I don’t know about that… You’d presumably have to do the calculations for a few different angles, to pick which one had the lowest price, and then maybe interpolate to find an angle that’s even better. That’s pretty slow. I could solve that same problem with an application of Snell’s Law, and get the exact answer probably just as quickly as you could get an approximate answer. Using the same mathematical background, I could also solve roof-pitch problems or many other practical problems without needing to consult tables in a book. And even if you’re going to use tables in a book, someone had to write that book in the first place.
Meanwhile, I would say that it’s impossible to teach physics without calculus. If your students are not already familiar with calculus, then you’re going to need to introduce at least some of the notions of calculus in your physics class.
I took a macroeconomics course as an elective when I was an undergaduate. I was an engineering major and had taken plenty of calculus. The basic concepts in the economics course, like the market-clearing price, maximization of profit, marginal utility and the like were all essentially very simple calculus problems. But the course was for nontechnical people and was presented calculus-free. Thus, while most of the class was struggling with concepts like extrema and how the slope of a curve can be different at every point, never mind the economic applications of these ideas, the engineering majors were getting perfect scores on every test without even cracking the textbook. The odd thing is, I know most of the people in the class were also required to take calculus, albeit a different course than the one the engineers took. I don’t know what they were teaching in that course, but it sure couldn’t have been calculus.
There’s a commonly-offered course at most schools called “business calc”, which is intended to be just what you need to work with the tools and not have any clue why they work. Needless to say I recommend as strongly as I can against anyone anywhere ever taking this course.
It’s been 30 years since I took the courses, so I don’t pretend to understand all of your explanation. Diffy Q was like a light coming on for me, whereas calculus III was an unholy bitch that I had to beat into submission. It was such a revelation, in fact, that I wondered why it isn’t taught much earlier, like say in high school, since it seemed to explain (or possibly expanded) the reasons for other maths. Maybe it was something similar to when, after taking two years of Latin, English grammar was suddenly something that made sense to me. Sort of like a politician who stops speaking in pol-speak and starts talking like a normal human.

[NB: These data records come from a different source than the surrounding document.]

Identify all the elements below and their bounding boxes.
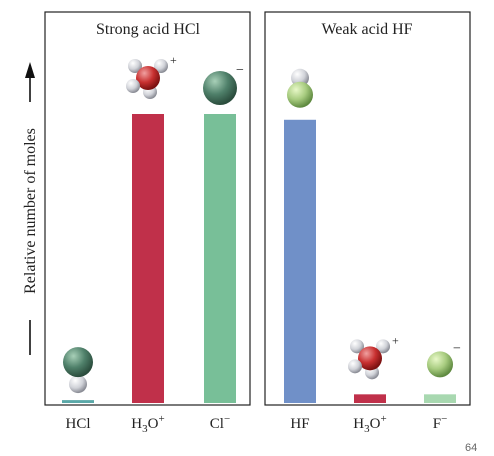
bar-0-1 (132, 114, 164, 403)
chlorine-atom (203, 71, 237, 105)
left-panel-title: Strong acid HCl (96, 21, 201, 38)
negative-charge-label: − (236, 63, 244, 78)
hydrogen-atom (126, 79, 140, 93)
molecules-layer: + − + − (63, 53, 461, 394)
y-axis-label: Relative number of moles (22, 128, 39, 294)
oxygen-atom (136, 66, 160, 90)
right-panel-title: Weak acid HF (321, 21, 412, 38)
bar-1-0 (284, 119, 316, 403)
hydrogen-atom (376, 339, 390, 354)
bar-1-2 (424, 394, 456, 403)
hydrogen-atom (69, 375, 87, 394)
hydronium-ion: + (348, 333, 399, 380)
fluorine-atom (287, 81, 313, 108)
tick-labels-layer: HCl H3O+ Cl− HF H3O+ F− (65, 413, 447, 435)
hydronium-ion: + (126, 53, 177, 99)
hcl-molecule (63, 347, 93, 394)
bar-0-2 (204, 114, 236, 403)
negative-charge-label: − (453, 341, 461, 356)
bar-1-1 (354, 394, 386, 403)
tick-label-1-1: H3O+ (353, 413, 386, 435)
hydrogen-atom (154, 59, 168, 73)
bar-0-0 (62, 400, 94, 403)
hf-molecule (287, 68, 313, 108)
chlorine-atom (63, 347, 93, 378)
chloride-ion: − (203, 63, 244, 105)
y-axis-label-group: Relative number of moles (22, 62, 39, 355)
left-panel-frame (44, 11, 251, 406)
fluoride-ion: − (427, 341, 461, 378)
y-axis-arrow-icon (25, 62, 35, 78)
positive-charge-label: + (392, 333, 399, 347)
hydrogen-atom (291, 68, 309, 87)
bars-layer (62, 114, 456, 403)
tick-label-1-2: F− (433, 413, 448, 432)
positive-charge-label: + (170, 53, 177, 67)
tick-label-0-2: Cl− (210, 413, 230, 432)
page-number: 64 (465, 442, 478, 454)
tick-label-0-1: H3O+ (131, 413, 164, 435)
hydrogen-atom (128, 59, 142, 73)
right-panel-frame (264, 11, 471, 406)
fluorine-atom (427, 351, 453, 378)
hydrogen-atom (348, 359, 362, 374)
hydrogen-atom (350, 339, 364, 354)
oxygen-atom (358, 346, 382, 371)
tick-label-0-0: HCl (65, 416, 90, 432)
tick-label-1-0: HF (290, 416, 309, 432)
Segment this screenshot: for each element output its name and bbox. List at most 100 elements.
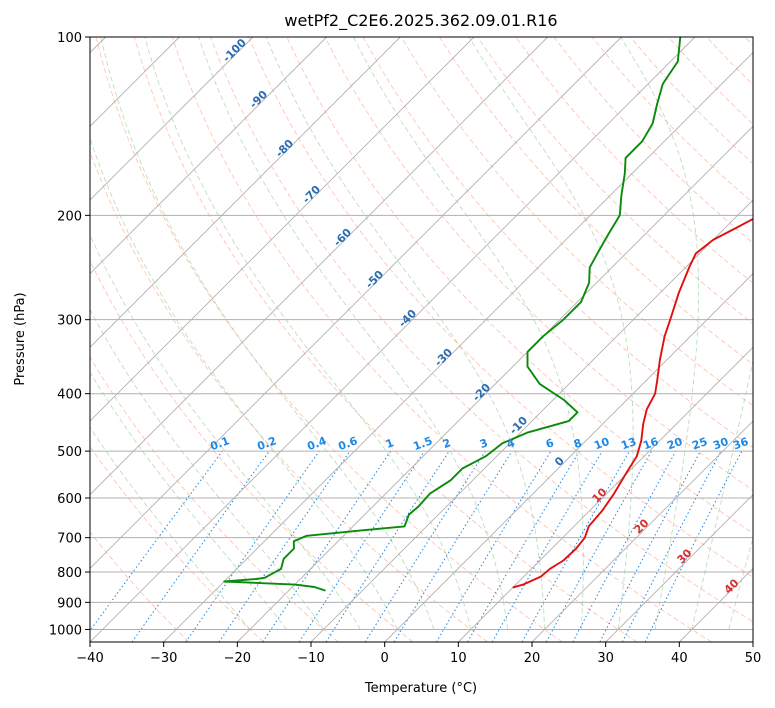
dry-adiabat-line [400, 37, 753, 407]
isotherm-line [90, 37, 475, 422]
dry-adiabat-line [515, 37, 753, 284]
mixing-ratio-label: 0.1 [208, 434, 231, 453]
y-tick-label: 700 [57, 532, 82, 547]
y-tick-label: 200 [57, 209, 82, 224]
x-tick-label: −10 [297, 651, 324, 666]
isotherm-line [90, 37, 622, 569]
moist-adiabat-line [90, 308, 324, 630]
dry-adiabat-line [324, 37, 753, 491]
moist-adiabat-line [468, 37, 634, 630]
mixing-ratio-line [393, 450, 513, 642]
mixing-ratio-label: 2 [441, 436, 453, 451]
moist-adiabat-line [90, 136, 398, 630]
dry-adiabat-line [439, 37, 753, 365]
x-tick-label: 50 [745, 651, 762, 666]
sounding-profiles [223, 37, 753, 592]
mixing-ratio-line [218, 450, 351, 642]
moist-adiabat-line [198, 37, 509, 630]
mixing-ratio-label: 6 [544, 436, 556, 451]
moist-adiabat-line [90, 234, 361, 630]
y-tick-label: 300 [57, 314, 82, 329]
x-tick-label: 10 [450, 651, 467, 666]
isotherm-line [90, 37, 254, 201]
moist-adiabat-line [353, 37, 584, 630]
x-tick-label: 0 [381, 651, 389, 666]
moist-adiabat-line [265, 37, 546, 630]
mixing-ratio-label: 25 [690, 435, 709, 452]
temperature-profile-line [512, 217, 753, 589]
mixing-ratio-label: 16 [641, 435, 660, 453]
y-tick-label: 500 [57, 445, 82, 460]
isotherm-line [90, 37, 696, 642]
isotherm-line [458, 346, 753, 642]
isotherm-line [163, 52, 753, 642]
y-tick-label: 900 [57, 596, 82, 611]
mixing-ratio-label: 4 [505, 436, 517, 451]
moist-adiabat-line [620, 37, 700, 630]
mixing-ratio-label: 36 [731, 435, 750, 453]
isotherm-line [384, 273, 753, 642]
dry-adiabat-line [90, 150, 488, 642]
mixing-ratio-label: 1 [384, 436, 396, 451]
mixing-ratio-line [298, 450, 425, 642]
dry-adiabat-line [171, 37, 712, 642]
x-tick-label: 30 [597, 651, 614, 666]
mixing-ratio-label: 1.5 [411, 434, 434, 453]
moist-adiabat-line [100, 37, 435, 630]
dewpoint-profile-line [223, 37, 682, 592]
isotherm-line [605, 494, 753, 642]
isobar-gridlines [90, 37, 753, 630]
mixing-ratio-line [325, 450, 450, 642]
chart-title: wetPf2_C2E6.2025.362.09.01.R16 [284, 11, 557, 31]
x-tick-label: −40 [76, 651, 103, 666]
mixing-ratio-line [644, 450, 743, 642]
mixing-ratio-label: 13 [619, 435, 638, 452]
y-axis-ticks: 100 200 300 400 500 600 700 800 900 1000 [49, 31, 90, 638]
mixing-ratio-line [545, 450, 653, 642]
y-tick-label: 800 [57, 566, 82, 581]
dry-adiabat-line [90, 445, 264, 642]
x-axis-ticks: −40 −30 −20 −10 0 10 20 30 40 50 [76, 642, 761, 666]
mixing-ratio-label: 0.4 [305, 434, 328, 453]
y-tick-label: 400 [57, 388, 82, 403]
isotherm-line [90, 37, 327, 275]
x-tick-label: −30 [150, 651, 177, 666]
dry-adiabat-line [90, 356, 339, 642]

Differential equations (and let’s drop this “diffy-q” sophomorism) are, as stated, an application of the calculus. Now, I can easily see you having had a teacher for ODEs who came down heavy on the why, while your teacher for Calc 3 didn’t emphasize the geometry. I wasn’t there, though, so I can’t really speak to that.
Why is the first course in ODEs as such placed where it is? Because it needs (well, should need) linear algebra first. Linear algebra and ODEs both require a certain amount of sophistication and exposure to concepts that come with the experience in a calculus sequence.
In all honesty, I could see doing both without multivariate calculus (but not PDEs!). What you definitely need the second semester of calculus, especially the advanced techniques of integration and the work on series of functions.
Of course if you’re just looking for a bag of tricks rather than an understanding of why they work, you really don’t get the point of mathematics.
I believe that if you do not understand calculus you cannot adequately understand physics. The best example I know is that principle that planets sweep equal areas in their orbits over equal times. Without knowing calculus, this seems like mumbo jumbo. Knowing calculus, it is an easily seen consequence of the principle of the conservation of angular momentum. Another benefit is that rather than memorize the equations of motion, you can simply derive them.